Sukses

Squid Game Bakal Kembali Hadir, Saham Emiten Media Korea Selatan Melambung

Saham Bucket Studio Co, yang jadi pemegang saham di agensi mewakili aktor utama Squid Game Lee Jung Jae, melonjak hampir 24 persen.

Liputan6.com, Jakarta - 'Squid Game’ garapan Netflix akan kembali untuk musim dua, seiring perusahaan streaming online tersebut kembali ke hit globalnya untuk pulih dari penurunan pelanggan yang tidak terduga.

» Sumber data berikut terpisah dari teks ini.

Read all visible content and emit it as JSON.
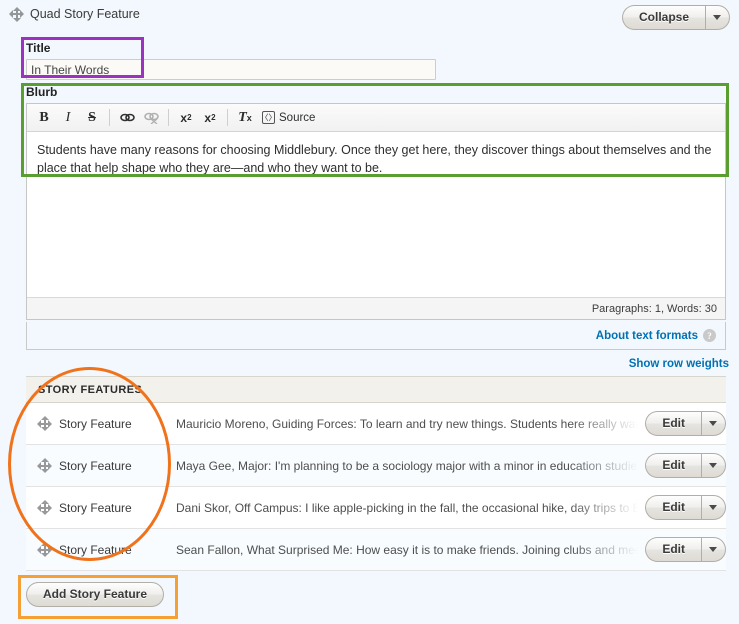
{
  "panel": {
    "legend": "Quad Story Feature",
    "drag_icon": "drag-handle-icon",
    "collapse_label": "Collapse"
  },
  "title_field": {
    "label": "Title",
    "value": "In Their Words",
    "placeholder": ""
  },
  "blurb_field": {
    "label": "Blurb",
    "body_text": "Students have many reasons for choosing Middlebury. Once they get here, they discover things about themselves and the place that help shape who they are—and who they want to be.",
    "status": "Paragraphs: 1, Words: 30",
    "toolbar": [
      {
        "name": "bold-icon",
        "glyph": "B",
        "enabled": true
      },
      {
        "name": "italic-icon",
        "glyph": "I",
        "enabled": true
      },
      {
        "name": "strikethrough-icon",
        "glyph": "S",
        "enabled": true
      },
      {
        "name": "link-icon",
        "glyph": "⚭",
        "enabled": true
      },
      {
        "name": "unlink-icon",
        "glyph": "⚭",
        "enabled": false
      },
      {
        "name": "superscript-icon",
        "glyph": "x²",
        "enabled": true
      },
      {
        "name": "subscript-icon",
        "glyph": "x₂",
        "enabled": true
      },
      {
        "name": "remove-format-icon",
        "glyph": "Tₓ",
        "enabled": true
      }
    ],
    "source_label": "Source",
    "source_icon": "source-code-icon"
  },
  "format_row": {
    "about_label": "About text formats",
    "help_icon": "question-mark-icon",
    "help_glyph": "?"
  },
  "show_row_weights": "Show row weights",
  "features_table": {
    "header": "STORY FEATURES",
    "row_label": "Story Feature",
    "edit_label": "Edit",
    "rows": [
      {
        "label": "Story Feature",
        "description": "Mauricio Moreno, Guiding Forces: To learn and try new things. Students here really want to"
      },
      {
        "label": "Story Feature",
        "description": "Maya Gee, Major: I'm planning to be a sociology major with a minor in education studies w"
      },
      {
        "label": "Story Feature",
        "description": "Dani Skor, Off Campus: I like apple-picking in the fall, the occasional hike, day trips to Burl"
      },
      {
        "label": "Story Feature",
        "description": "Sean Fallon, What Surprised Me: How easy it is to make friends. Joining clubs and meeting s"
      }
    ]
  },
  "add_button": {
    "label": "Add Story Feature"
  },
  "annotations": {
    "title_highlight_color": "#9c32c0",
    "blurb_highlight_color": "#5a9e2f",
    "features_highlight_color": "#f0731b",
    "add_button_highlight_color": "#f5a035"
  }
}
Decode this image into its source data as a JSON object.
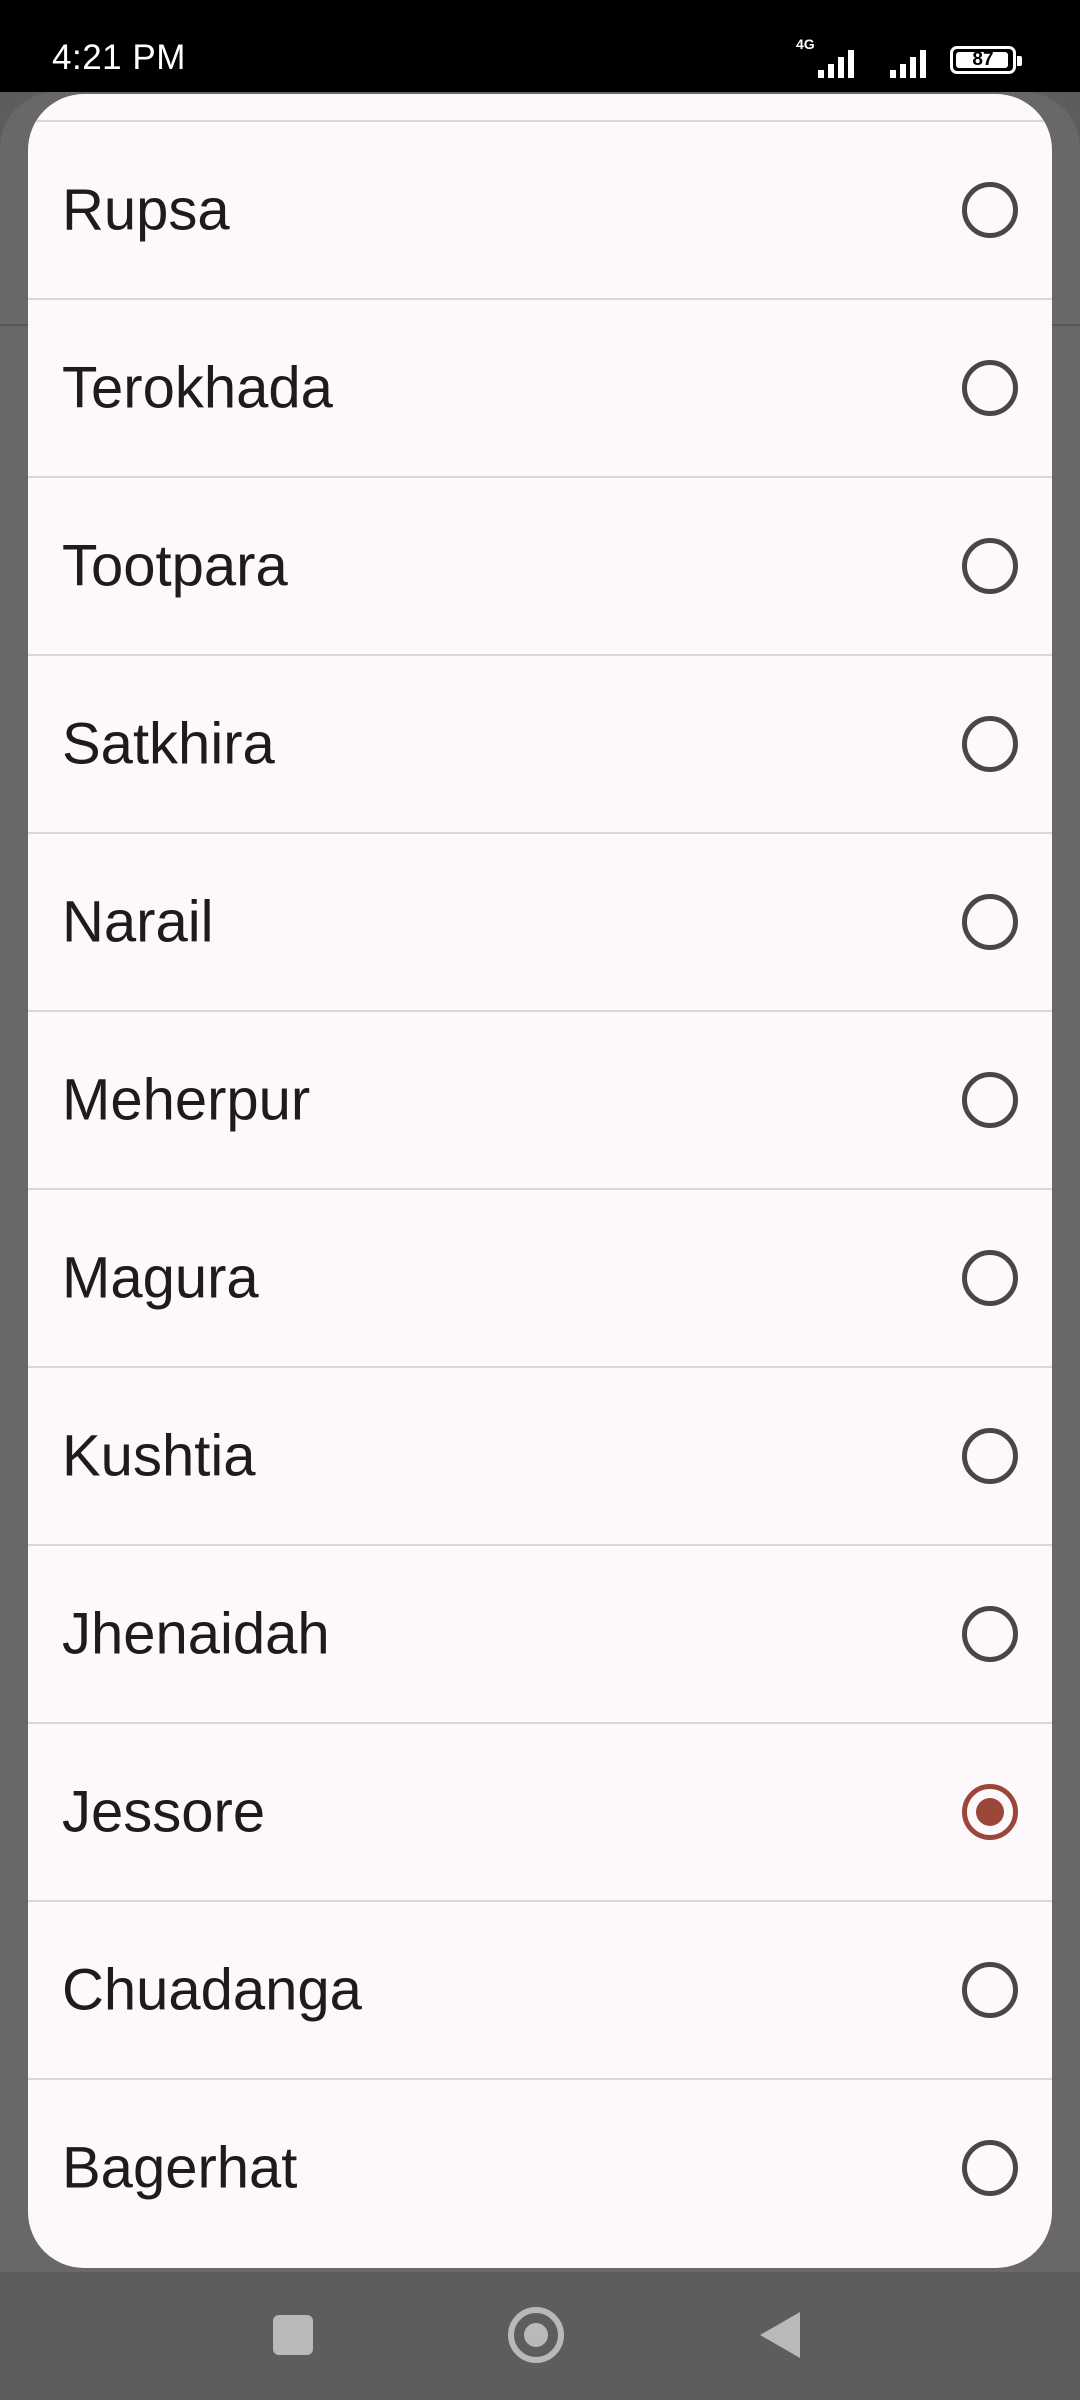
{
  "status_bar": {
    "time": "4:21 PM",
    "network_type": "4G",
    "battery_level": "87",
    "icons": [
      "signal-4g-icon",
      "signal-icon",
      "battery-icon"
    ]
  },
  "dialog": {
    "options": [
      {
        "label": "Rupsa",
        "selected": false
      },
      {
        "label": "Terokhada",
        "selected": false
      },
      {
        "label": "Tootpara",
        "selected": false
      },
      {
        "label": "Satkhira",
        "selected": false
      },
      {
        "label": "Narail",
        "selected": false
      },
      {
        "label": "Meherpur",
        "selected": false
      },
      {
        "label": "Magura",
        "selected": false
      },
      {
        "label": "Kushtia",
        "selected": false
      },
      {
        "label": "Jhenaidah",
        "selected": false
      },
      {
        "label": "Jessore",
        "selected": true
      },
      {
        "label": "Chuadanga",
        "selected": false
      },
      {
        "label": "Bagerhat",
        "selected": false
      }
    ]
  },
  "nav_bar": {
    "icons": [
      "recents-icon",
      "home-icon",
      "back-icon"
    ]
  },
  "colors": {
    "accent": "#9a4638",
    "dialog_background": "#fdf8fb",
    "scrim": "#5d5d5d"
  }
}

"Bergabunglah dengan kami sekali lagi untuk babak baru," kata sutradara drama, penulis dan produser eksekutif, Hwang Dong-hyuk, mengatakan dalam sebuah surat yang diposting di situs web Netflix

Sedangkan, ia menuturkan, Gi-hun kembali, mengacu pada karakter utama. Kemudian, penonton akan diperkenalkan dengan Cheol-su, ‘kekasih’ dari boneka animatronik besar acara Young-hee. Saham Bucket Studio Co, yang jadi pemegang saham di agensi mewakili aktor utama Squid Game Lee Jung Jae, melonjak hampir 24 persen di Seoul pada Senin di tengah aksi jual yang lebih luas di bursa saham Asia.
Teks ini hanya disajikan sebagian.